Life is mad, but you’ve achieved so much just getting this far, and at a time like this! We’re proud of you all. You’re gonna knock ’em dead.
Culture Therapy: Let Art Solve Your Problems
There’s a certain amount of bravery and creativity required to play an open world role-playing game, but there’s also a certain amount of bravery and creativity needed just to live. If you are at the threshold of a new phase in your life, it can feel just like the beginning of a game.
A virtual dry-run might inspire you. Try Red Dead, The Witcher, Skyrim, Breath of the Wild, Ghost of Tsushima, or God of War. Death Stranding is a favourite, but there are more light-hearted titles such as Stardew Valley too.

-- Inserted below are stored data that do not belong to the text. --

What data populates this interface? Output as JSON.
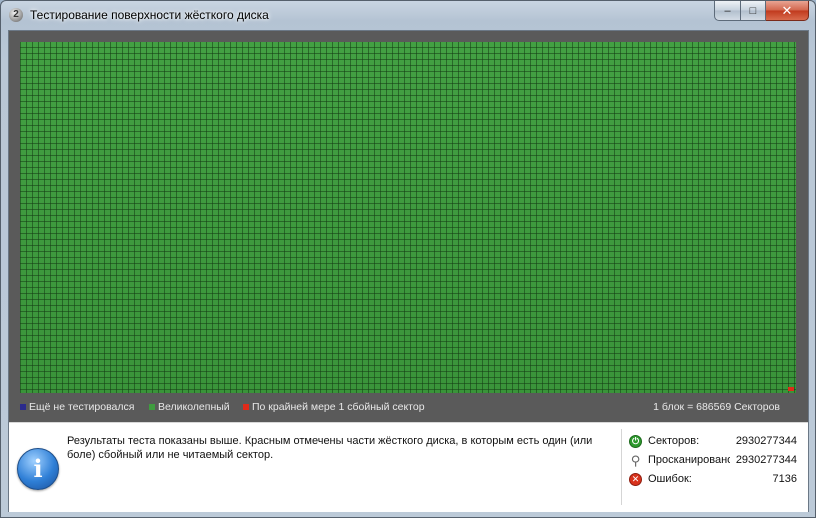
{
  "window": {
    "title": "Тестирование поверхности жёсткого диска",
    "app_icon_glyph": "2",
    "buttons": {
      "minimize": "–",
      "maximize": "□",
      "close": "✕"
    }
  },
  "surface_map": {
    "status_colors": {
      "good": "#3f9c3f",
      "untested": "#2a2a8c",
      "bad": "#e02a1a"
    },
    "legend": {
      "untested": "Ещё не тестировался",
      "excellent": "Великолепный",
      "bad": "По крайней мере 1 сбойный сектор",
      "block_info": "1 блок = 686569 Секторов"
    }
  },
  "info": {
    "icon": "info-icon",
    "message": "Результаты теста показаны выше. Красным отмечены части жёсткого диска, в которым есть один (или боле) сбойный или не читаемый сектор."
  },
  "stats": {
    "sectors_label": "Секторов:",
    "sectors_value": "2930277344",
    "scanned_label": "Просканировано",
    "scanned_value": "2930277344",
    "errors_label": "Ошибок:",
    "errors_value": "7136"
  }
}
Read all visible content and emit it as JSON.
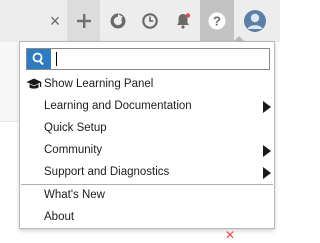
{
  "toolbar": {
    "close_glyph": "×",
    "buttons": [
      {
        "name": "add-icon"
      },
      {
        "name": "sync-icon"
      },
      {
        "name": "clock-icon"
      },
      {
        "name": "notifications-icon"
      },
      {
        "name": "help-icon"
      },
      {
        "name": "avatar"
      }
    ]
  },
  "search": {
    "value": "",
    "placeholder": ""
  },
  "menu": {
    "items": [
      {
        "label": "Show Learning Panel",
        "icon": "graduation-cap-icon",
        "submenu": false
      },
      {
        "label": "Learning and Documentation",
        "submenu": true
      },
      {
        "label": "Quick Setup",
        "submenu": false
      },
      {
        "label": "Community",
        "submenu": true
      },
      {
        "label": "Support and Diagnostics",
        "submenu": true
      },
      {
        "label": "What's New",
        "submenu": false
      },
      {
        "label": "About",
        "submenu": false
      }
    ]
  },
  "colors": {
    "accent": "#2f7bbf",
    "toolbar_bg": "#ededed",
    "active_bg": "#c3c3c3"
  }
}
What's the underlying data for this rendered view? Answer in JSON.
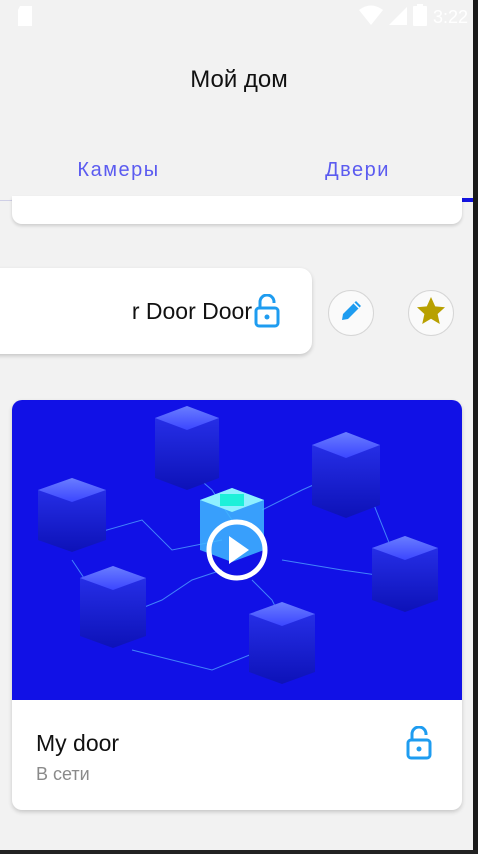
{
  "status_bar": {
    "time": "3:22"
  },
  "app_bar": {
    "title": "Мой дом"
  },
  "tabs": [
    {
      "label": "Камеры",
      "selected": false
    },
    {
      "label": "Двери",
      "selected": true
    }
  ],
  "door_row": {
    "name": "r Door Door",
    "lock_icon": "lock-open-icon",
    "edit_icon": "pencil-icon",
    "favorite_icon": "star-icon"
  },
  "main_card": {
    "name": "My door",
    "status": "В сети",
    "lock_icon": "lock-open-icon",
    "preview_icon": "play-icon"
  },
  "colors": {
    "accent": "#1313e0",
    "tab_text": "#5b5bf0",
    "lock": "#1e9cf0",
    "star": "#b8a000",
    "preview_bg": "#1111e6"
  }
}
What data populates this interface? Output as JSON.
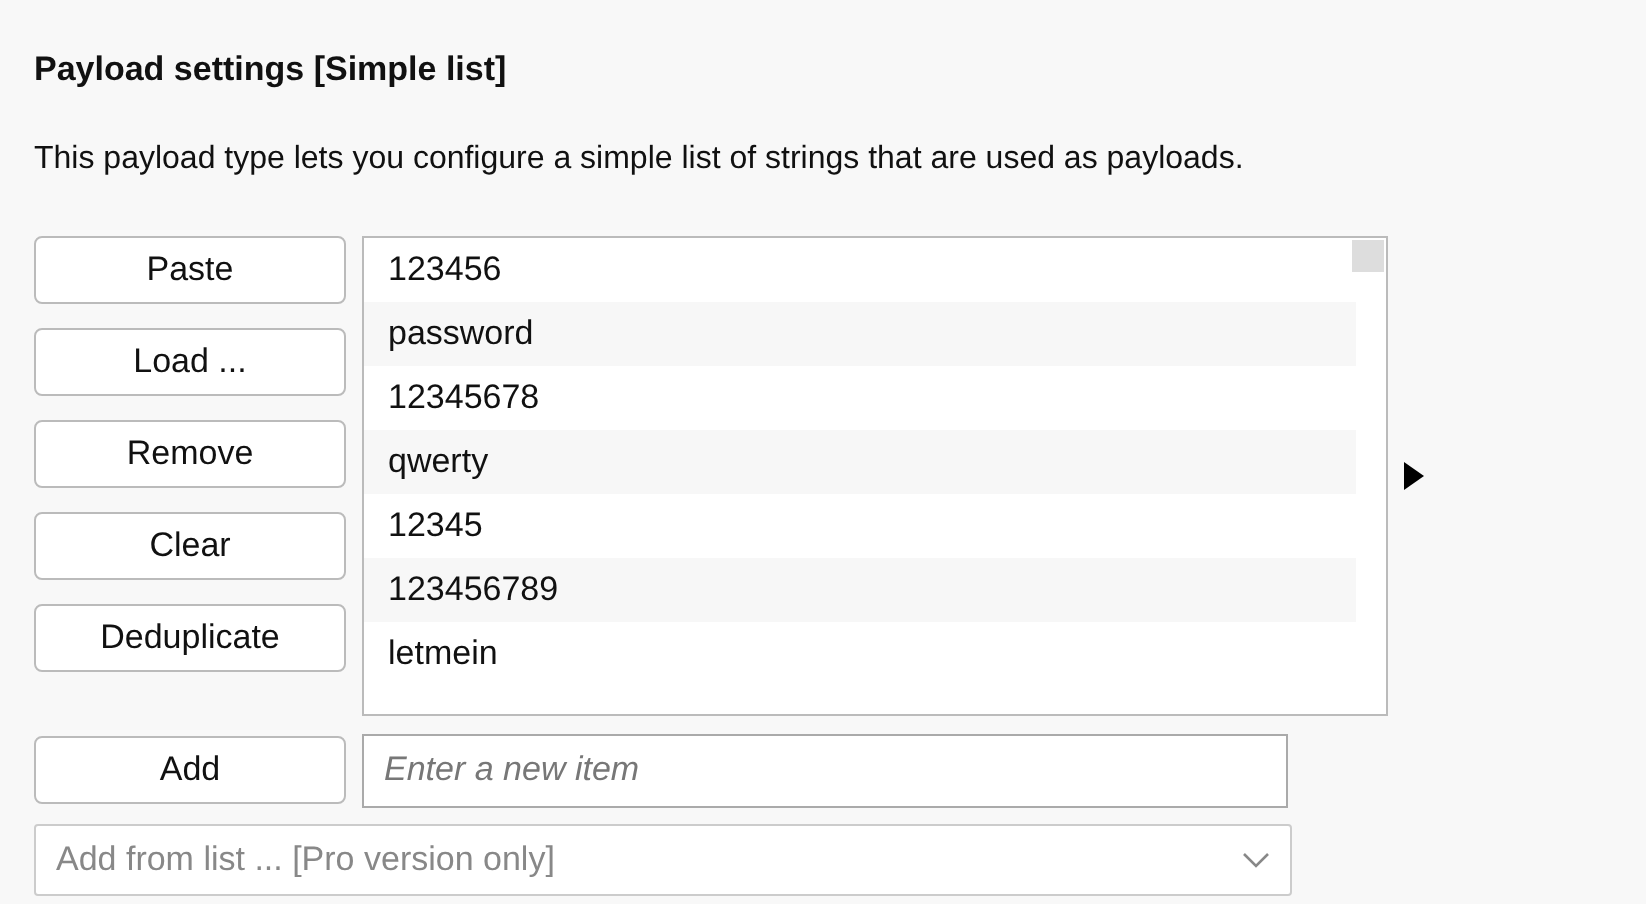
{
  "heading": "Payload settings [Simple list]",
  "description": "This payload type lets you configure a simple list of strings that are used as payloads.",
  "buttons": [
    "Paste",
    "Load ...",
    "Remove",
    "Clear",
    "Deduplicate"
  ],
  "list_items": [
    "123456",
    "password",
    "12345678",
    "qwerty",
    "12345",
    "123456789",
    "letmein"
  ],
  "add_button": "Add",
  "new_item_field": {
    "placeholder": "Enter a new item"
  },
  "add_from_list": {
    "value": "Add from list ... [Pro version only]",
    "disabled": true
  }
}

We have just finished playing Red Dead Redemption 2. Starting an open-world game initially felt quite scary: we could go anywhere, do anything! It was jarring. But by the time the credits rolled, 60-odd hours later, we were proud that we found the bravery and creativity needed to play a game like that.
“When playing games like this, we find that we plan things out more in our real-life day-to-day”
Speaking to other friends who had also completed it, we realised all of us had played a slightly different story because of the places and people we’d encountered, and the order we’d approached it all.
When playing games like this, we find that we plan things out more in our real-life day-to-day. We think about our purpose, and what we need to achieve. And just as in an RPG, we also remember to look after ourselves. Perhaps a game like this could offer you a virtual training exercise too, as well as inspiration to create your own story.